We rushed up and found her lying in the north bedroom with her throat cut. She had gone up there after her attempt to murder the children, and broken a glass dish which was on a dresser in the room, and with a piece of it attempted to take her own life. Every thing that could be done by willing hands was done, medical aid was summoned.
The children will recover, but her life is despaired of. For the past two weeks, she has been in a despondent state of mind, and has attempted to take her life. It is one of the saddest and most awful deeds that has ever been attempted in this county.

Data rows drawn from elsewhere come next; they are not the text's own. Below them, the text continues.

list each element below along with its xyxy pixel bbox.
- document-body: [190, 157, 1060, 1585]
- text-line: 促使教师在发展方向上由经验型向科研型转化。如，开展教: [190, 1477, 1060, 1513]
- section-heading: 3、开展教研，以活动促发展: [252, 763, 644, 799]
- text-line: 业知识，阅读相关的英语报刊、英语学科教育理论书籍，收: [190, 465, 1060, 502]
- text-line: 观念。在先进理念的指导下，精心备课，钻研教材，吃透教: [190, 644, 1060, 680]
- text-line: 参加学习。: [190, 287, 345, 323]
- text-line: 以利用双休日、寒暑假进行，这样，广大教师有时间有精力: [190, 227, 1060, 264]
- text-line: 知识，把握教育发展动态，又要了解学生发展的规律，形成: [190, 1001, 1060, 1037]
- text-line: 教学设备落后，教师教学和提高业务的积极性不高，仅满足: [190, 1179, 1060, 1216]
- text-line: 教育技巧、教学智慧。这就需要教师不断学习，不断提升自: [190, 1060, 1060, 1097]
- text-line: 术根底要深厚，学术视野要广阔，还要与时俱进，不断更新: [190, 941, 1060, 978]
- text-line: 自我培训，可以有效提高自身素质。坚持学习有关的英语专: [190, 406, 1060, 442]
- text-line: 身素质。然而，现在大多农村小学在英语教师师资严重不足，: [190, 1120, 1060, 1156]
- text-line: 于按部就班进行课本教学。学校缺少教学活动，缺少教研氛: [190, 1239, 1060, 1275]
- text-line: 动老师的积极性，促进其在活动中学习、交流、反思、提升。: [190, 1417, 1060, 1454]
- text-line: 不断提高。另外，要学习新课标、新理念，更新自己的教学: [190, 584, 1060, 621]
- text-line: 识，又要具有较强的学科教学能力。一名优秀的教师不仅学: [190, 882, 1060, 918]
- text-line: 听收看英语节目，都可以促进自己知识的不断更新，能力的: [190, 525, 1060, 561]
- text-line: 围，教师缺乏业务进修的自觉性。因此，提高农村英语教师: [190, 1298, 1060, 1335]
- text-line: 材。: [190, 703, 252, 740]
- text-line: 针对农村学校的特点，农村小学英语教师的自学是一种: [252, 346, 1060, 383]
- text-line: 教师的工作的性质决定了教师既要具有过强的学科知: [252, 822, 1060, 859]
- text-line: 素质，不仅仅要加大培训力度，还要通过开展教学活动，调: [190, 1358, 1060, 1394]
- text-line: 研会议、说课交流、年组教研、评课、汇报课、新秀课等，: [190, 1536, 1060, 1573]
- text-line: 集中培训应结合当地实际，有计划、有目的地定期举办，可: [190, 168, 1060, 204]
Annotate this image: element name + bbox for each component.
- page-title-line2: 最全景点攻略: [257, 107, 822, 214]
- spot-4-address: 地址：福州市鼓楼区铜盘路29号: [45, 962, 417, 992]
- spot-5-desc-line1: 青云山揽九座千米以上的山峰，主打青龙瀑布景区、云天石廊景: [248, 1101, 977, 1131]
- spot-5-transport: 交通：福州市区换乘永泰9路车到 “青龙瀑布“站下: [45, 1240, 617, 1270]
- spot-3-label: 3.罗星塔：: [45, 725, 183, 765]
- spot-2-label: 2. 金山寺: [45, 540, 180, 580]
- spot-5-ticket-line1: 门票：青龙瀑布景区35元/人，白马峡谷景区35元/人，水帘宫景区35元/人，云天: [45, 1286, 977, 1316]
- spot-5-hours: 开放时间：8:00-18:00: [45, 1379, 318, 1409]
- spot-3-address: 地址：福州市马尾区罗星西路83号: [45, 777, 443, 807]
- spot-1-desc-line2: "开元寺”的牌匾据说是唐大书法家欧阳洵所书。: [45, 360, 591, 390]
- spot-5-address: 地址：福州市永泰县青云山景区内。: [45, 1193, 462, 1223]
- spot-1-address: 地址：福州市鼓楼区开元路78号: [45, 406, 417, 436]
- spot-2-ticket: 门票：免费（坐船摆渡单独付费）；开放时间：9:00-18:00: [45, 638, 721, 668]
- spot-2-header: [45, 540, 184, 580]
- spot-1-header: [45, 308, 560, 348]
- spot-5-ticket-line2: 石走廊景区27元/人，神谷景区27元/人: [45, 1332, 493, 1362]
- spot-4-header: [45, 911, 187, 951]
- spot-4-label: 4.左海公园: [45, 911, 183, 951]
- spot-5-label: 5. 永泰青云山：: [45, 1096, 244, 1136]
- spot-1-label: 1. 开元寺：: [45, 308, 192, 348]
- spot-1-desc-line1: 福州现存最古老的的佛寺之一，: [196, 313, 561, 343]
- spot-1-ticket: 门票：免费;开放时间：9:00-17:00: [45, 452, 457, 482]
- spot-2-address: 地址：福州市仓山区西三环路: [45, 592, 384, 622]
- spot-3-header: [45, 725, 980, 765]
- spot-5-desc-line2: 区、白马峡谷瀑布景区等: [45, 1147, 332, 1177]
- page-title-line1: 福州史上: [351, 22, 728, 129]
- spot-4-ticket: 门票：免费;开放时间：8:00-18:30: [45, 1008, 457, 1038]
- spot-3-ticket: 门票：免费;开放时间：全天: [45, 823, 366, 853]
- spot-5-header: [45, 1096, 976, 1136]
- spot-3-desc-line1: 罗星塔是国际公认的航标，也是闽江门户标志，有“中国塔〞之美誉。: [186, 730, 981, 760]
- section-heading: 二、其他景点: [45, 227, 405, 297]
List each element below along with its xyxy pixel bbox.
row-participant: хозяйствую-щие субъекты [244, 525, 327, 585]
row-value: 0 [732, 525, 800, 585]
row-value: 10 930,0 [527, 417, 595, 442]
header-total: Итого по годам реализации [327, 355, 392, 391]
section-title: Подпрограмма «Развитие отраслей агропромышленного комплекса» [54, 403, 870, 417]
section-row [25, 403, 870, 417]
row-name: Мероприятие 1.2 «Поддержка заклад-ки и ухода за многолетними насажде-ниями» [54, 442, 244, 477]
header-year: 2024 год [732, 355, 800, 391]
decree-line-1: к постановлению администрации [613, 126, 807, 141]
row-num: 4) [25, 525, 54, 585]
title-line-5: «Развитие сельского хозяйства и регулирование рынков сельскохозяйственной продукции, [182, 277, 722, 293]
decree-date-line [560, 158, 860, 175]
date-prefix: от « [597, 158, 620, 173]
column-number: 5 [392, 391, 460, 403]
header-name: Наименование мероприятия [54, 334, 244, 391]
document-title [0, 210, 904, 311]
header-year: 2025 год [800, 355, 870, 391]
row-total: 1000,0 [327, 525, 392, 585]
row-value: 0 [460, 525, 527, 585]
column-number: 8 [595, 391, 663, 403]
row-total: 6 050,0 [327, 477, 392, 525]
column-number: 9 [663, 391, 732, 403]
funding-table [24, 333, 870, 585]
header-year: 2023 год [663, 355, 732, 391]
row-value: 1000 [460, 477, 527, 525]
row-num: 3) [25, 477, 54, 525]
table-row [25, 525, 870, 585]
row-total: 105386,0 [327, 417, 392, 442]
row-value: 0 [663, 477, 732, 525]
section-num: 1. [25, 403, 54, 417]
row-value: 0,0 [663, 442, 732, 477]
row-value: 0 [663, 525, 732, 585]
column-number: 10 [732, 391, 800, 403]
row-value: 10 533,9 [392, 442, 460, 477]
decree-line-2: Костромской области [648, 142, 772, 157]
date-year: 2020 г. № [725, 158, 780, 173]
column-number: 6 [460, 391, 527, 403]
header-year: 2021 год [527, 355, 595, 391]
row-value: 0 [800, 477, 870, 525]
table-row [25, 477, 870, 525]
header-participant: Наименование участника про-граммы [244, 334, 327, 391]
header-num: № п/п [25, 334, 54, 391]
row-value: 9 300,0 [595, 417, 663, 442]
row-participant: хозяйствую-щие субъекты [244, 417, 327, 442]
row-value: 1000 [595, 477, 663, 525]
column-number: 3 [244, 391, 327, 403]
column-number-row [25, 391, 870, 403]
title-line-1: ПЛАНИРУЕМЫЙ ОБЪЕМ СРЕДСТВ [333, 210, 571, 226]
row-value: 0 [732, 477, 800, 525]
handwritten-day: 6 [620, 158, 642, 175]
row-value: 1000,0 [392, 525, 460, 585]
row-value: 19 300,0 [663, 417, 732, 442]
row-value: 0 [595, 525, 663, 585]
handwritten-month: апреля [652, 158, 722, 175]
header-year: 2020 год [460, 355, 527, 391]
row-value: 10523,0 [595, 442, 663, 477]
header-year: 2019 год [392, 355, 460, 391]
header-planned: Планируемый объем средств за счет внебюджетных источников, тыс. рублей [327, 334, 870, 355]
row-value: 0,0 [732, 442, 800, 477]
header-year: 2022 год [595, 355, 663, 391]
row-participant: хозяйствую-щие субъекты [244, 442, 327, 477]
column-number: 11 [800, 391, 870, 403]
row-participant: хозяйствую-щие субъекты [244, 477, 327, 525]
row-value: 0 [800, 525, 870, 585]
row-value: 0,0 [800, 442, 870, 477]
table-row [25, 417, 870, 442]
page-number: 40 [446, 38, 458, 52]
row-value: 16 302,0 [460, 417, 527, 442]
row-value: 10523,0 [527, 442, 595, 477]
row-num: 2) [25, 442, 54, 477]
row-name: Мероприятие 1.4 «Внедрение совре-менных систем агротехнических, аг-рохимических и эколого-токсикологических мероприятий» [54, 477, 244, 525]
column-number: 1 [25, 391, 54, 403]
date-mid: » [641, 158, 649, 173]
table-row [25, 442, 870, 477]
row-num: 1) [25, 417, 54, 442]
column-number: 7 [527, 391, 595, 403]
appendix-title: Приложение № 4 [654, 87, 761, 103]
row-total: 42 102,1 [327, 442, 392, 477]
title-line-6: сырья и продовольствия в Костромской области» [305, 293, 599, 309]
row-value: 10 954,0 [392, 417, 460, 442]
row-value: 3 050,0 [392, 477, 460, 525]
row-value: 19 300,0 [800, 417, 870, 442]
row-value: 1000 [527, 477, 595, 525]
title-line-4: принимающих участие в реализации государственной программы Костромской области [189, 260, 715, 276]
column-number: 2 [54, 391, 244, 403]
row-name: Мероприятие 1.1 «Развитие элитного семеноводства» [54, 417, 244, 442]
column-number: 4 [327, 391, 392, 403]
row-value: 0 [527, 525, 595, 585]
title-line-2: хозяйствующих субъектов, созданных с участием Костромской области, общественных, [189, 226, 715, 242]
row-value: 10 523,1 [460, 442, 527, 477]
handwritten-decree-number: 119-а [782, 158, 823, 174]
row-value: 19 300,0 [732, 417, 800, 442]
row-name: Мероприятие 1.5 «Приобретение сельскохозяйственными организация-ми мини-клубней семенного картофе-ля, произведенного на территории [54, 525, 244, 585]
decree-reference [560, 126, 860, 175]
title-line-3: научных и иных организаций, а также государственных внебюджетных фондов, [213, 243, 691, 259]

May Johnson died a few days later. Peter's son Ray escaped the carnage, having been placed with another family in Formoso after his father’s death. An abbreviated account appeared in the Jewell County Monitor on the same day as the one in the New Era. The Mankato paper also attempted to provide some background for the recent string of terrible events.
Peter Johnson was a stock and grain dealer at this place. He and his family were considered among Formoso's best citizens. His wealth at the time of his death was estimated at about $30,000, mostly in real estate.
He was 50 years old. He lost his first wife fourteen years ago, and married a second time about eleven years ago to Miss May Greenwood. The husband and second wife had not lived happily together. That and his losses in speculation is supposed to have been the cause of his taking his life.
His wife's attempt was caused from brooding over the death of
her husband. She had become partly insane, but was not considered dangerous.
Formoso was sometimes referred to with its original spelling, “Formosa,” on the extremely rare occasions when it was mentioned at all in the press outside of Jewell County. Now it had suddenly drawn statewide attention twice within a few weeks. In some cases news of the husband’s suicide had only gone to press when rumors of a second chapter began to trickle in.
Newspaper reports about the Johnson family may have been the first inkling for many Kansans that there even was a town called Formoso, a bucolic farming community which took its name from the Portuguese word for “beautiful,” but a place where the worst kind of horror was possible.